Localizing Seizure-Onset Zones in Presurgical Evaluation of Drug-Resistant Epilepsy by Electroencephalography/fMRI: Effectiveness of Alternative Thresholding Strategies

BACKGROUND AND PURPOSE: Simultaneous EEG/fMRI is an effective noninvasive tool for identifying and localizing the SOZ in patients with focal epilepsy. In this study, we evaluated different thresholding strategies in EEG/fMRI for the assessment of hemodynamic responses to IEDs in the SOZ of drug-resistant epilepsy. MATERIALS AND METHODS: Sixteen patients with focal epilepsy were examined by using simultaneous 92-channel EEG and BOLD fMRI. The temporal fluctuation of epileptiform signals on the EEG was extracted by independent component analysis to predict the hemodynamic responses to the IEDs. We applied 3 different threshold criteria to detect hemodynamic responses within the SOZ: 1) PA, 2) a fixed threshold at P < .05 corrected for multiple comparison (FWE), and 3) FAV (4000 ± 200 activated voxels within the brain).
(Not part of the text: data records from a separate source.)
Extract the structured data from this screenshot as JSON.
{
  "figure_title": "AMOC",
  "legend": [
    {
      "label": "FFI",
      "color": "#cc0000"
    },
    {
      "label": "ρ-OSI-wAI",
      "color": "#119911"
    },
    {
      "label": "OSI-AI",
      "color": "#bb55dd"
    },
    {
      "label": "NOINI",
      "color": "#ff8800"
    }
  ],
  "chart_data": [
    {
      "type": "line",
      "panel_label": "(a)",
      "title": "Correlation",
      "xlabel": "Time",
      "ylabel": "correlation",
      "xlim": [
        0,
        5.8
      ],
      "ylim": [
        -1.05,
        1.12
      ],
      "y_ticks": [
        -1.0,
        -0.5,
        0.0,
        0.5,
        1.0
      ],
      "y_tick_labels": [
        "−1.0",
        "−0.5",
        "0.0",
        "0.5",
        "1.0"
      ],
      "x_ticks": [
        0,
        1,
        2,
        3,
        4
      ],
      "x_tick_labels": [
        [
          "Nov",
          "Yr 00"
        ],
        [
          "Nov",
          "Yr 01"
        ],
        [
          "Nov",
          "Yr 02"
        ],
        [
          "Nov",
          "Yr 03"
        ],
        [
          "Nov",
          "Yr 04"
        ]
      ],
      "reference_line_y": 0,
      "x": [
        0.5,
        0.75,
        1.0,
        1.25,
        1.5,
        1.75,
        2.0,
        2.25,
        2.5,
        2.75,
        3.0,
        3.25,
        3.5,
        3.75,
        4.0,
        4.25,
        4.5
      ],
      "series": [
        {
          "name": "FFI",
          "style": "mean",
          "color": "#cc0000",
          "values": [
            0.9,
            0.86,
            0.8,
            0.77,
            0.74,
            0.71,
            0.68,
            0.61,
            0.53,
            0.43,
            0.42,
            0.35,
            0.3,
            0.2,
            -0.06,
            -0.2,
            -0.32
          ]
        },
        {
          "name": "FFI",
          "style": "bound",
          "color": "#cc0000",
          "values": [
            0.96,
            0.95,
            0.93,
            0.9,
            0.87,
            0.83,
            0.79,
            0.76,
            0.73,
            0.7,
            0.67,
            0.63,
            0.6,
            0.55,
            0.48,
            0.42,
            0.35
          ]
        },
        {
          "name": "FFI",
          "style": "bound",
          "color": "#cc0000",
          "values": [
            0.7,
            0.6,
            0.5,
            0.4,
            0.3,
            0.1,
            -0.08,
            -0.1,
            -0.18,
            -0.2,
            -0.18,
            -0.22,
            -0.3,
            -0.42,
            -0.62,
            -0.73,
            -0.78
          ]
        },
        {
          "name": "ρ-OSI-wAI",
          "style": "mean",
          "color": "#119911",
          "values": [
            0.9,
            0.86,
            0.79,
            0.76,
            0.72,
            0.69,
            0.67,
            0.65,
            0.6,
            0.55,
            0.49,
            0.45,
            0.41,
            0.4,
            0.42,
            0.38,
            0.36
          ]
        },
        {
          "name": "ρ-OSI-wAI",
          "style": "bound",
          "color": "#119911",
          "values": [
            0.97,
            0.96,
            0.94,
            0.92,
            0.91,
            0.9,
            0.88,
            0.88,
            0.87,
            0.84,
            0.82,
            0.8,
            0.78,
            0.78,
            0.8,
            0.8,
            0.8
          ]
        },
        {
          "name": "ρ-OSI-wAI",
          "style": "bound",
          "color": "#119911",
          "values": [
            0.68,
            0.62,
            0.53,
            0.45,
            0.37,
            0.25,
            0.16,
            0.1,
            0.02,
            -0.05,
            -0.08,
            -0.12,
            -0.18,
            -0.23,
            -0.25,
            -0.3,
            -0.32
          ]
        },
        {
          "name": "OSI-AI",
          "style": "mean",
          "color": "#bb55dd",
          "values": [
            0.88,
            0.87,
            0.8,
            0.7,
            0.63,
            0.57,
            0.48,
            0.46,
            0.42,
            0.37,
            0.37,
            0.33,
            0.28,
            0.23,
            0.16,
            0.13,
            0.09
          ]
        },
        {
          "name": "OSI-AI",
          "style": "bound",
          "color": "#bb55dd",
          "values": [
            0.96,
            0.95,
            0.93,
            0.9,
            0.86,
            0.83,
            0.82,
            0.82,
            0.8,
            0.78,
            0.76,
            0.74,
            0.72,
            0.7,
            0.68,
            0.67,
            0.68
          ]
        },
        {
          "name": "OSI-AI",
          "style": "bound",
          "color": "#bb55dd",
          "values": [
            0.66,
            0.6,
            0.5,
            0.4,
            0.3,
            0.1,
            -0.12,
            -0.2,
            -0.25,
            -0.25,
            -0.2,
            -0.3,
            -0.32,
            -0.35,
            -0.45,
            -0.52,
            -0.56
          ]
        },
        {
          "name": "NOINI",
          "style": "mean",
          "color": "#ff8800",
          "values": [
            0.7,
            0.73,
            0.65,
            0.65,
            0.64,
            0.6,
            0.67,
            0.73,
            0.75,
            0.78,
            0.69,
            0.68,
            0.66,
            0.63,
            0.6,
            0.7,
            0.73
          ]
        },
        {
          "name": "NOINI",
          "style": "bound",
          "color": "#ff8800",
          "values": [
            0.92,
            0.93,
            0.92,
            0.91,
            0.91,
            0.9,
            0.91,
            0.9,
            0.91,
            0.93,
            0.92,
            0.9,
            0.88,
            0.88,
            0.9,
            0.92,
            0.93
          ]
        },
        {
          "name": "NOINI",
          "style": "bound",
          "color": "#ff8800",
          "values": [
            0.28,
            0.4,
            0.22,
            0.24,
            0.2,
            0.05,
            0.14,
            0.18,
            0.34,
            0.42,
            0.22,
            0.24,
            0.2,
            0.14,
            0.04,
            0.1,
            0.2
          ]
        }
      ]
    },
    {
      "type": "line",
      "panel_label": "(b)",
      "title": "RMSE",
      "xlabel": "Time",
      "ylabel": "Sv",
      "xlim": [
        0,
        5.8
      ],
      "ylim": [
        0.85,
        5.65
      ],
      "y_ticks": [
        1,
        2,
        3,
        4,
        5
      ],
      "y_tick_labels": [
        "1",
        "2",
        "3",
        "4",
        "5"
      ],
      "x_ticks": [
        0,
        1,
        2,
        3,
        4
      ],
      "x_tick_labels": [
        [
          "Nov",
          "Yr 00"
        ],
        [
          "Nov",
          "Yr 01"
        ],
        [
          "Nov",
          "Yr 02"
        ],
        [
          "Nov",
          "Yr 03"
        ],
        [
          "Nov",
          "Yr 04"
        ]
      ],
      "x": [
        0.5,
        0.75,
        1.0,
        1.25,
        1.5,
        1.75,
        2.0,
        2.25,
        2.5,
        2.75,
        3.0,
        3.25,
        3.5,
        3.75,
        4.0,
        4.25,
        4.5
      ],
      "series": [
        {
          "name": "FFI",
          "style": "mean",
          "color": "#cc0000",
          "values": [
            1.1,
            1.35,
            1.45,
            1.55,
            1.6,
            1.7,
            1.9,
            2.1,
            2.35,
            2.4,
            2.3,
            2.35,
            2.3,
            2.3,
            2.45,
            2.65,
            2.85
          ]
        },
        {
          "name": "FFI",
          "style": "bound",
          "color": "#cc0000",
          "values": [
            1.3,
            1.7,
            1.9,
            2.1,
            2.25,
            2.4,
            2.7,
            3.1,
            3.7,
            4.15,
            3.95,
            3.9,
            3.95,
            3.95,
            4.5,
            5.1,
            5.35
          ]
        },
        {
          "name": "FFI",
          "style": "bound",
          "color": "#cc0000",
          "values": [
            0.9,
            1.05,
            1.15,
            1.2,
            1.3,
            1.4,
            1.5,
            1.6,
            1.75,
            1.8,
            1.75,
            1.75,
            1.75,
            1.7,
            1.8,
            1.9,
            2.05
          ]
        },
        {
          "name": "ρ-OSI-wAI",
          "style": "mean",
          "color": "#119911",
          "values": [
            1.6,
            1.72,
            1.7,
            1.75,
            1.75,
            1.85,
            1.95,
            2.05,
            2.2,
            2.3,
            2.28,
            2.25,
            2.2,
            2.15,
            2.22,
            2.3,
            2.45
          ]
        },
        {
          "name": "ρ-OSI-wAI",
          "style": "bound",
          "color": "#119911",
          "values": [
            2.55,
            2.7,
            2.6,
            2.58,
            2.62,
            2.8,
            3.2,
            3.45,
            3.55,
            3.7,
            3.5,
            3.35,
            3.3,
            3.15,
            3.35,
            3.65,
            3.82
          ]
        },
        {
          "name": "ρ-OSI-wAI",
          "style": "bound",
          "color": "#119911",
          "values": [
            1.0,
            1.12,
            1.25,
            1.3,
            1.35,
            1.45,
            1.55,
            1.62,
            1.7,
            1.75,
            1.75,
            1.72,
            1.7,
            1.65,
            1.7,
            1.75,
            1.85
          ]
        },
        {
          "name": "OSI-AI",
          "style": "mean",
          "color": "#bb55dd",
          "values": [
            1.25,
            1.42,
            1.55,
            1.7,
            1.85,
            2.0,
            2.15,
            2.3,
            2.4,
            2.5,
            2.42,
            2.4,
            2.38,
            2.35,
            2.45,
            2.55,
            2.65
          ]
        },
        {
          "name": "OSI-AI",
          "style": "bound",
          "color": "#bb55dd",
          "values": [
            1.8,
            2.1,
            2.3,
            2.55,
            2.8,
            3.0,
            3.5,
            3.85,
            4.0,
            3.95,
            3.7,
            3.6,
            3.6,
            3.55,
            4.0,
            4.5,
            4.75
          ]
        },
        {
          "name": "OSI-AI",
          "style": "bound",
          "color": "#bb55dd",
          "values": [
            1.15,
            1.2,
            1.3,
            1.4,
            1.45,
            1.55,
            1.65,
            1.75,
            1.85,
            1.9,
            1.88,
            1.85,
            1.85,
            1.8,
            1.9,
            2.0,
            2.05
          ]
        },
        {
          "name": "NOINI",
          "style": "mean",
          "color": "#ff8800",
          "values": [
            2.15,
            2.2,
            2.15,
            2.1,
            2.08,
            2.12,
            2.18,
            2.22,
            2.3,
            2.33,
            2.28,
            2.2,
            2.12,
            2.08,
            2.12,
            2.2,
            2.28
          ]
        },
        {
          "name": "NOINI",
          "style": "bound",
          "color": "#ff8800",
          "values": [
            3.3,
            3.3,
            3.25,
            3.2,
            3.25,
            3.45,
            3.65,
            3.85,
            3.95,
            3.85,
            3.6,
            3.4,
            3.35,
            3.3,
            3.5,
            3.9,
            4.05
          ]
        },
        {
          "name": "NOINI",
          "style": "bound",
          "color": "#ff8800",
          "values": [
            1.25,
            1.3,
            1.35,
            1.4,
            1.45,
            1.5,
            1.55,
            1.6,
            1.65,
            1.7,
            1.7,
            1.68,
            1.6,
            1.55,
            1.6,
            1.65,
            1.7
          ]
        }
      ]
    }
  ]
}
RESULTS: PA identified the SOZ in 9 of 16 patients; FWE resulted in concordant BOLD signal correlates in 11 of 16, and FAV in 13 of 16 patients. Hemodynamic responses were detected within the resected areas in 5 (PA), 6 (FWE), and 8 (FAV) of 10 patients who remained seizure-free after surgery. CONCLUSIONS: EEG/fMRI is a noninvasive tool for the presurgical work-up of patients with epilepsy, which can be performed during seizure-free periods and is complementary to the ictal electroclinical assessment. Our findings suggest that the effectiveness of EEG/fMRI in delineating the SOZ may be further improved by the additional use of alternative analysis strategies such as FAV.